Пролог
Ба, свинья бежит! Давид де Вринд увидел ее, когда открывал окно гостиной, чтобы в последний раз окинуть взглядом площадь, а затем навсегда покинуть квартиру. Он не был сентиментален. Прожил здесь шесть десятков лет, шесть десятков лет смотрел на эту площадь и теперь подводил черту. Вот и все. Любимая его фраза; когда бы ему ни случалось что-нибудь рассказывать, сообщать, утверждать, он всегда произносил два-три предложения, а потом: «Вот и все». Эта фраза была единственным правомерным итогом любой минуты или этапа его жизни. Экспедиционная фирма уже вывезла кое-какой скарб, который он забрал с собой на новое место жительства. Скарб — странное слово, впрочем, на него оно никак не подействовало. Потом приехали люди из уборочной фирмы и вывезли все остальное, не только то, что можно просто вынести, нет, они вырвали, разобрали на части и вынесли все до последнего гвоздя — как говорится, вымели квартиру подчистую. Де Вринд сварил себе кофе, пока плита и кофеварка «эспрессо» еще были на месте, наблюдал за работой уборщиков, стараясь не заступать им дорогу, и еще долго держал в руке пустую кофейную чашку, но в конце концов швырнул ее в мешок с мусором. Потом уборщики уехали, квартира опустела. Выметенная подчистую. Вот и все. Последний взгляд в окно. Там, внизу, все так хорошо знакомо, а теперь пришла пора съезжать, потому что настало другое время, — и вдруг он увидел… в самом деле: там, внизу, свинья! Посреди Брюсселя, на Сент-Катрин. Видимо, она выбежала с улицы Брэ, промчалась вдоль строительного забора перед домом, де Вринд высунулся в окно и увидел, как справа, на углу улицы Вьё-Марше-о-Грен, свинья проскочила между прохожими и едва не угодила под колеса такси.

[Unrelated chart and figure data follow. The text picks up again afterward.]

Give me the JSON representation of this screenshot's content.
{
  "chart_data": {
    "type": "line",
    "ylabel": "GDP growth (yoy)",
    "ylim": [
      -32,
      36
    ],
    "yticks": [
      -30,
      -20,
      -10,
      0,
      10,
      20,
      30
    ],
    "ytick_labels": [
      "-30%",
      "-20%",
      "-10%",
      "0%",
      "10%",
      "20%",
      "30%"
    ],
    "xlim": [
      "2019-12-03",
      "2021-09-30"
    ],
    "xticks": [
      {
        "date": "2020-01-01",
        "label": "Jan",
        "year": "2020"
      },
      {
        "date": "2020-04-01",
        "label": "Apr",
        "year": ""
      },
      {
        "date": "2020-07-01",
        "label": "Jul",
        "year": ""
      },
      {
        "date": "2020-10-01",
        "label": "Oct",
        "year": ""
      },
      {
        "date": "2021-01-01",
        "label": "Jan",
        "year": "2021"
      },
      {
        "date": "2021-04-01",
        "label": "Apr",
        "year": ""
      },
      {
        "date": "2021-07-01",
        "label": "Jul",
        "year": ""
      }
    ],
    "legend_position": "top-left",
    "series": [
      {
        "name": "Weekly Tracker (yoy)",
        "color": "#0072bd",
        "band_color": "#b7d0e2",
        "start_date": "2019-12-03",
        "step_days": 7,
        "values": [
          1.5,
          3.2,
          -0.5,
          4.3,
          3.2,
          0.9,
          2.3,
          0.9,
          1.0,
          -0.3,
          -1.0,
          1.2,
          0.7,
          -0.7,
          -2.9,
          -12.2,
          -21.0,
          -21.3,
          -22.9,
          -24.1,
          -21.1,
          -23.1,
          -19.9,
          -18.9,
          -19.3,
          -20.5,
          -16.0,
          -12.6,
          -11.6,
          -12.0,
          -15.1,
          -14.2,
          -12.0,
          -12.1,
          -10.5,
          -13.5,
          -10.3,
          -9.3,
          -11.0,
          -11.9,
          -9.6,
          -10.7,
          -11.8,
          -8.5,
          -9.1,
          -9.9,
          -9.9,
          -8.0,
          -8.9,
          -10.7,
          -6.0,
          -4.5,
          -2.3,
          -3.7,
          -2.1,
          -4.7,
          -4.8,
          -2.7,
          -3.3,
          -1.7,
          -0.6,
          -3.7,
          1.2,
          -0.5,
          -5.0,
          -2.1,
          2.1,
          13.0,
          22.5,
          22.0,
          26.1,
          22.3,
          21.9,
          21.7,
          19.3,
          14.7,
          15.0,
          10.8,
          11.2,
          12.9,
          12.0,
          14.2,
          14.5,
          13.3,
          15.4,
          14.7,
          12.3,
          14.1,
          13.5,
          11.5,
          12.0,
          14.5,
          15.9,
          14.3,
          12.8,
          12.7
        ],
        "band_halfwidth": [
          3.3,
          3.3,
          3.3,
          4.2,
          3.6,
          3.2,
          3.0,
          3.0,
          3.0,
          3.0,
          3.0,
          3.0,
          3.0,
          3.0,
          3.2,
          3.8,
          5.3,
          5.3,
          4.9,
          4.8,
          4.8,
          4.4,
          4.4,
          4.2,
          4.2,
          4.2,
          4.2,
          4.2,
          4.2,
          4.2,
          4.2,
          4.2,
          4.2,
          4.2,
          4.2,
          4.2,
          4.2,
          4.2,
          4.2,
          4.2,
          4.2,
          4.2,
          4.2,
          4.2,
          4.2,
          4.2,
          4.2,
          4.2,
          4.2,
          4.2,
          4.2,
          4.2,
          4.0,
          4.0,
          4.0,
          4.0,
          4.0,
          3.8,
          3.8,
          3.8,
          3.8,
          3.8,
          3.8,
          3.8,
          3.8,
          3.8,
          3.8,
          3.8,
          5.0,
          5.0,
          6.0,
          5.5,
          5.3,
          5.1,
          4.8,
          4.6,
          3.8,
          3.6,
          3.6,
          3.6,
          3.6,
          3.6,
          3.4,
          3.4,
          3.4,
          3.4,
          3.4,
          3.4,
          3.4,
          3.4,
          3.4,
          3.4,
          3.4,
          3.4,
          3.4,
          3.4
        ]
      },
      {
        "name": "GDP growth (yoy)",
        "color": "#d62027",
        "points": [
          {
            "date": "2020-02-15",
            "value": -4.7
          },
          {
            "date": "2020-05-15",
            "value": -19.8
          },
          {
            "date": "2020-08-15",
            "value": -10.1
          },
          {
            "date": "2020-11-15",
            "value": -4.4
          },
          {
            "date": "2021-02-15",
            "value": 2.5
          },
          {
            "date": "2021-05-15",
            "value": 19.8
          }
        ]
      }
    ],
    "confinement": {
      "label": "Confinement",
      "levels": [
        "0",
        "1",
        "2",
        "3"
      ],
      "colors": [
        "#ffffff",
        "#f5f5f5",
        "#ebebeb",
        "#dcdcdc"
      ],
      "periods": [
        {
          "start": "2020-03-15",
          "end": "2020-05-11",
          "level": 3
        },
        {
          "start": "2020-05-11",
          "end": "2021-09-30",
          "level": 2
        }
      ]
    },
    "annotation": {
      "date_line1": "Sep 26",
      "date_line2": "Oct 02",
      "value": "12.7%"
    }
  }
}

Кай-Уве Фригге, которого резкое торможение бросило вперед, снова упал на спинку сиденья. Скривился. Он опаздывал. Нервничал. Что там опять стряслось? На самом деле он не опаздывал, просто, назначив встречу, считал важным прийти минут на десять раньше, особенно в дождливые дни, чтобы до прихода человека, с которым договорился о встрече, успеть в туалете быстро привести себя в порядок, причесать мокрые от дождя волосы, протереть запотевшие очки…
— Свинья! Вы видели, месье? — воскликнул таксист. — Чуть не под колеса мне кинулась! — Он наклонился к лобовому стеклу: — Вон она! Вон! Видите?
И Кай-Уве Фригге увидел. Тыльной стороной руки протер стекло, свинья совсем рядом, бежит прочь, мокрая грязно-розовая туша поблескивает в свете фонарей.
Мы на месте, месье! Ближе не подъедешь. Нет, ну надо же! Свинья чуть не под машину кидается! Подфартило мне, иначе не скажешь!
Фения Ксенопулу сидела в ресторане «Менелай» за первым столиком у большого окна с видом на площадь. Злясь на себя, что пришла слишком рано. Ведь она роняет свое достоинство, сидя здесь в ожидании его прихода. А всё нервы. Она боялась из-за дождя застрять в пробке и отвела на дорогу слишком много времени. Вот и сидела теперь за вторым узо. Официант назойливой осой кружил подле нее. Фения смотрела на рюмку и приказывала себе не трогать ее. Официант принес графин со свежей водой. Потом тарелочку с оливками… и сказал:
— Свинья!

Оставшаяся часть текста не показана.